The budget would transform Medicaid, the federal-state health-care program for the poor, by limiting per capita payments or allowing states to turn it into a block-grant program — the same approach House Republicans took in their legislation that passed last year to repeal the Affordable Care Act (the repeal effort died in the Senate, but the GOP budget assumes that the repeal takes place). It also proposes adding work requirements for certain adults enrolled in Medicaid. Changes to Medicaid and other health programs would account for $1.5 trillion in savings.
Social Security comes in for more modest cuts of $4 billion over the decade, which the budget projects could be reached by eliminating concurrent receipt of unemployment benefits and Social Security disability insurance…” https://www.msn.com/en-us/news/politics/house-gop-plan-would-cut-medicare-medicaid-to-balance-budget/ar-AAySglD
zhena gogolia
My young Moscow friend said it was great to have happy, singing foreigners in the metro instead of “gloomy Russians.” She said, “I guess you’re used to Mexican citizens, but I was so cheered by the Mexican people on the escalators in the metro singing cheerful songs.” I told her our Mexican citizens weren’t singing right now.
Platonailedit
Both teams are very fast and Morocco are unlucky with close finishes.
Chyron HR
And Wednesdays at 3 PM the dissidents accidentally fall out of windows–bring an umbrella!
JMG
FWIW, my children report having a lovely time in Moscow and environs this week.
Joel
Beijing and Shanghai are very cosmopolitan, too. But that doesn’t change the actions of the Chinese government.
Cermet
Pastries? What goes for pastries in Moscow?
Amir Khalid
I think Saudi Arabia are going to lose their second group match (of three) tonight and get knocked out. Morocco too. Iran, however, are leading Group B and if they win again (which would admittedly be a big upset) they’re safely in the last 16.
smintheus
I’ll bet the trains in Putin’s Russia run on time too.
Origuy
@Cermet: There’s a chain of restaurants all over Moscow called Shokoladnitsa. Their specialty is chocolate blinis. I ate there several times when I was there in 2013.

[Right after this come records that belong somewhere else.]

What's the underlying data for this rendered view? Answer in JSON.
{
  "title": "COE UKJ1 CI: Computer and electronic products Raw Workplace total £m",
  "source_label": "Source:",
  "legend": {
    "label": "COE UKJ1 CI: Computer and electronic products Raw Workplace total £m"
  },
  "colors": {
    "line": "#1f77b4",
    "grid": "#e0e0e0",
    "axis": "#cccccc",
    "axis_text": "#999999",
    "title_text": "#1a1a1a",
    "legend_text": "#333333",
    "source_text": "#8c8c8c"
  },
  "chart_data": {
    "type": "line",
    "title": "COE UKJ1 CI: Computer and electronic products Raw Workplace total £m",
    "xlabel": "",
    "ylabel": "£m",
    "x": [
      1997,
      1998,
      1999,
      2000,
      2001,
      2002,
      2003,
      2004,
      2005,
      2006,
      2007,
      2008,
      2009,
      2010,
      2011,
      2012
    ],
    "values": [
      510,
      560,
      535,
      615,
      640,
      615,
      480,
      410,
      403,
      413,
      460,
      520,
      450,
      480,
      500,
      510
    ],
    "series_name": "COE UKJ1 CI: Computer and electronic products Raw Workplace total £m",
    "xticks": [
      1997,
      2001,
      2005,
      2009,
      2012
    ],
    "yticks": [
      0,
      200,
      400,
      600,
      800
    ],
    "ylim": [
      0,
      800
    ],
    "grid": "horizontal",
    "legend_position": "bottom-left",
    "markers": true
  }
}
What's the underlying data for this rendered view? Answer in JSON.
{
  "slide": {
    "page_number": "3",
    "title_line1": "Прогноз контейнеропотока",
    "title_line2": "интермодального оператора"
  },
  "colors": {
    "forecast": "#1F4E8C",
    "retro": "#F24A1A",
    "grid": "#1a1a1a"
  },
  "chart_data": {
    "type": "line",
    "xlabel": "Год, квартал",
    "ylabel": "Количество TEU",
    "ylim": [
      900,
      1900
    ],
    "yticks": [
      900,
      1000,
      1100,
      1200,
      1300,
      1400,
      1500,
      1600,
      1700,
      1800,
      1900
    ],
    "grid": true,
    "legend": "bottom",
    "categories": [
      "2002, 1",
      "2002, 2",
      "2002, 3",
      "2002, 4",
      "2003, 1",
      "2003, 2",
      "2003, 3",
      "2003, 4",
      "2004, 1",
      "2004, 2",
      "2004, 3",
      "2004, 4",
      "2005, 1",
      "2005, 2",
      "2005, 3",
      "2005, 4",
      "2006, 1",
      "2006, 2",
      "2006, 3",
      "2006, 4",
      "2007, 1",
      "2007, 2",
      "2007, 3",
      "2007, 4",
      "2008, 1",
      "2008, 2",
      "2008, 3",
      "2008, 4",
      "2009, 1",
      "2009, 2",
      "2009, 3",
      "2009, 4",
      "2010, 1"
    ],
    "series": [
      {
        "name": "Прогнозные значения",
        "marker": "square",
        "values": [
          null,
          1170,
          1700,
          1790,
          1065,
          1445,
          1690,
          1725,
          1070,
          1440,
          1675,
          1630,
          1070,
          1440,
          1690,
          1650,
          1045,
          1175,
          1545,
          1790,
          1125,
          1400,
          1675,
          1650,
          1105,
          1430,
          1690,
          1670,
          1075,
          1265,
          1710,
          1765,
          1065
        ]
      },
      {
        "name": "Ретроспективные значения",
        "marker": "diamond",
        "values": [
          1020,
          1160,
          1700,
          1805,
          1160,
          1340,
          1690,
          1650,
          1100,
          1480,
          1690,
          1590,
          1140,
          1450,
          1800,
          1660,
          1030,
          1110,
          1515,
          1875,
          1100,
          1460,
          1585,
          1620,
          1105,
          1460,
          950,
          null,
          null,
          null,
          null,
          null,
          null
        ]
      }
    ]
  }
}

I’ve been meaning to put a set of pictures together to send to Alain. I was there in winter and stayed with a friend of a friend. Not the usual tourist visit.
Origuy
Food porn. Pictures of the desserts at Чоколадница.
Moderation? For Cyrillic?
Gin & Tonic
@Origuy:
Yes. That’s a new feature here, as gogol’s wife and I have found out. Doesn’t matter what the text is.
Origuy
@Gin & Tonic:I’ll have to remember that. I thought maybe it was the word “p0rn”. I spelled the word wrong, too.